Al centro di tutto il percorso di Giussani fu la passione educativa: «Come si può rispondere all’ansia affascinata e confusa dell’uomo post-moderno, se non educando uomini e donne fin dalla prima infanzia ad accogliere il mistero che ci abbraccia e al dono totale di sé? Lo smarrimento circa i fondamentali del vivere – che cosa sia l’amore, che cosa sia la differenza sessuale, che cosa vuol dire procreare ed educare, perché si debba lavorare, perché una società civile plurale possa essere più ricca di una società monolitica, come poterci incontrare reciprocamente per edificare comunione effettiva di tutte le comunità cristiane e vita buona nella società civile, come rinnovare la finanza e l’economia, come guardare alle fragilità della malattia, alla morte, alla fragilità morale, come cercare la giustizia, come condividere incessantemente imparando il bisogno dei poveri… – tutto questo deve essere riscritto nei nostri tempi, ripensato e perciò rivissuto».

Testimonianza e racconto

In questo ambito «il genio pedagogico di monsignor Giussani ritrova qui, senza averlo mai perduto, un ambito nuovo… di testimonianza e di racconto». «Non si possono più separare queste due parole – ha precisato l’Arcivescovo -. Bisogna vivere ciò che si intende comunicare; ciò che non è comunicato non è interamente compreso, e se non è compreso è perché non è adeguatamente vissuto. L’uomo di oggi cerca, anche quando si ribella nei confronti di Dio, anche quando non ama la Chiesa di Dio e gli uomini di Chiesa, cerca incessantemente e affannosamente. Chi trova? Deve trovare i cristiani nella nostra bella Chiesa ambrosiana, pluriforme nell’unità, ricca di tanti doni, deve trovare uomini di comunione accoglienti gli uni degli altri, in ascolto reciproco, tesi a dare la propria esistenza per il bene supremo dell’esistenza stessa che è Gesù Cristo».

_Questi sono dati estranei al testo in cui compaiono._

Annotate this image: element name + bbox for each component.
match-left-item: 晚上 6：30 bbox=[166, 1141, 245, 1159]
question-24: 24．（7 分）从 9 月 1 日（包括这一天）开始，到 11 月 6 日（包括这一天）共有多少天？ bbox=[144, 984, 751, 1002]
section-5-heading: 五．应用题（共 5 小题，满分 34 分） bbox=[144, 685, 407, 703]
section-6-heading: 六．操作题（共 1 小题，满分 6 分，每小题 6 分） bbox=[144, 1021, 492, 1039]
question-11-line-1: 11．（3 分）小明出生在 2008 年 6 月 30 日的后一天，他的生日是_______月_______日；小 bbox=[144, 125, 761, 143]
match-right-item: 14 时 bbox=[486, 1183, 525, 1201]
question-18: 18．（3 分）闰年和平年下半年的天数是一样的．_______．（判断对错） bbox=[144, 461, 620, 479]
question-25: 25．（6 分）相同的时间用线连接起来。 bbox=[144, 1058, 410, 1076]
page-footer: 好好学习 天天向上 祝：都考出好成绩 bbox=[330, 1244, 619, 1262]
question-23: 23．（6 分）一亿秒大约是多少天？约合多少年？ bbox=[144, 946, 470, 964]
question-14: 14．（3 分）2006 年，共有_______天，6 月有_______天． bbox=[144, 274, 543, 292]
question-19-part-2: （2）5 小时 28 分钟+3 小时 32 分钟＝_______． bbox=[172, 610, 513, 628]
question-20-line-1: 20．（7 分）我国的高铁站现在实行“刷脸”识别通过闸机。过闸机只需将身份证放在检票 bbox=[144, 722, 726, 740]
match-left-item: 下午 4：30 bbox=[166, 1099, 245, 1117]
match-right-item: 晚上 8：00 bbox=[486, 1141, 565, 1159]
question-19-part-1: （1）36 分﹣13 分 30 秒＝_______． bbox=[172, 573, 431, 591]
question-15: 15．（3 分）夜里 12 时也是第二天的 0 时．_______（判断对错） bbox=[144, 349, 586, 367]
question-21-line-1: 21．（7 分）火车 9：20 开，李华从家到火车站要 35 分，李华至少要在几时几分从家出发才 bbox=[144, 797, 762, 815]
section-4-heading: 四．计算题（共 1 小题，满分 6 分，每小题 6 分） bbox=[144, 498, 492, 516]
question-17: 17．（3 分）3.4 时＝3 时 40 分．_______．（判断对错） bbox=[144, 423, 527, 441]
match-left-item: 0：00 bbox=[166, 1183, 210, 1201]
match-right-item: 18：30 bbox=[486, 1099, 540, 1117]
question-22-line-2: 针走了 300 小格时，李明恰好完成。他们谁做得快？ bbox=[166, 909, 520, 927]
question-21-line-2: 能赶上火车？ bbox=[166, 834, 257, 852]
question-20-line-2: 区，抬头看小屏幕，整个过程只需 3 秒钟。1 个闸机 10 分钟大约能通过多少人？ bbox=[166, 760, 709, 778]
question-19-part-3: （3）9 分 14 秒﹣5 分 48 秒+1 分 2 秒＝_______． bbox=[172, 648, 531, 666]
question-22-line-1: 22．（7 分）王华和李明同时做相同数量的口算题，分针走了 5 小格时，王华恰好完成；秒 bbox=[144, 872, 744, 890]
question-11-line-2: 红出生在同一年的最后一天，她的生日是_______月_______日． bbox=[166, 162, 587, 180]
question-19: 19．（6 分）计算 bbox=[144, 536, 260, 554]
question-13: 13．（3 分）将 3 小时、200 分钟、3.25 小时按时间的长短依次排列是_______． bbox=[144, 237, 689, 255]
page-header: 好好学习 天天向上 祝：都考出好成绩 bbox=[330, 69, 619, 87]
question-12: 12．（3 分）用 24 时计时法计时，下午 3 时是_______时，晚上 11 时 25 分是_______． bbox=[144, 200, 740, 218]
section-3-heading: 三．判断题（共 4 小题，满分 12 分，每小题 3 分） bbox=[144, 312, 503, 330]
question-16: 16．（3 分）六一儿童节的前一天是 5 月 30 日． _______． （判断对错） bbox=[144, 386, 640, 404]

Proprio nell’ottica della «testimonianza e racconto pubblico di ciò che si vive», il Cardinale ha espresso la sua gratitudine «per quanti tra voi sono passati all’altra riva quest’anno, molti dei quali hanno lasciato una testimonianza formidabile di come sia bello vivere finché il Padre non ci chiama, e di come sia ancor più bello il volto che attraverso Gesù in Paradiso potremo almeno scrutare», anche se – ha chiosato – «non ce la facciamo a pensarlo, talmente siamo attaccati a noi stessi e ai beni di questo mondo…».

E l’affidamento finale alla Vergine di Lourdes, con la raccomandazione della Messa feriale il più possibile e del Santo Rosario, «condizioni che non debbono essere messe da parte per nessun ritmo intenso di vita. Non c’è giustificazione nel mettere da parte i gesti costitutivi che rispondono al nostro cuore, non c’è giustificazione per non fare quotidianamente spazio eucaristico a Dio».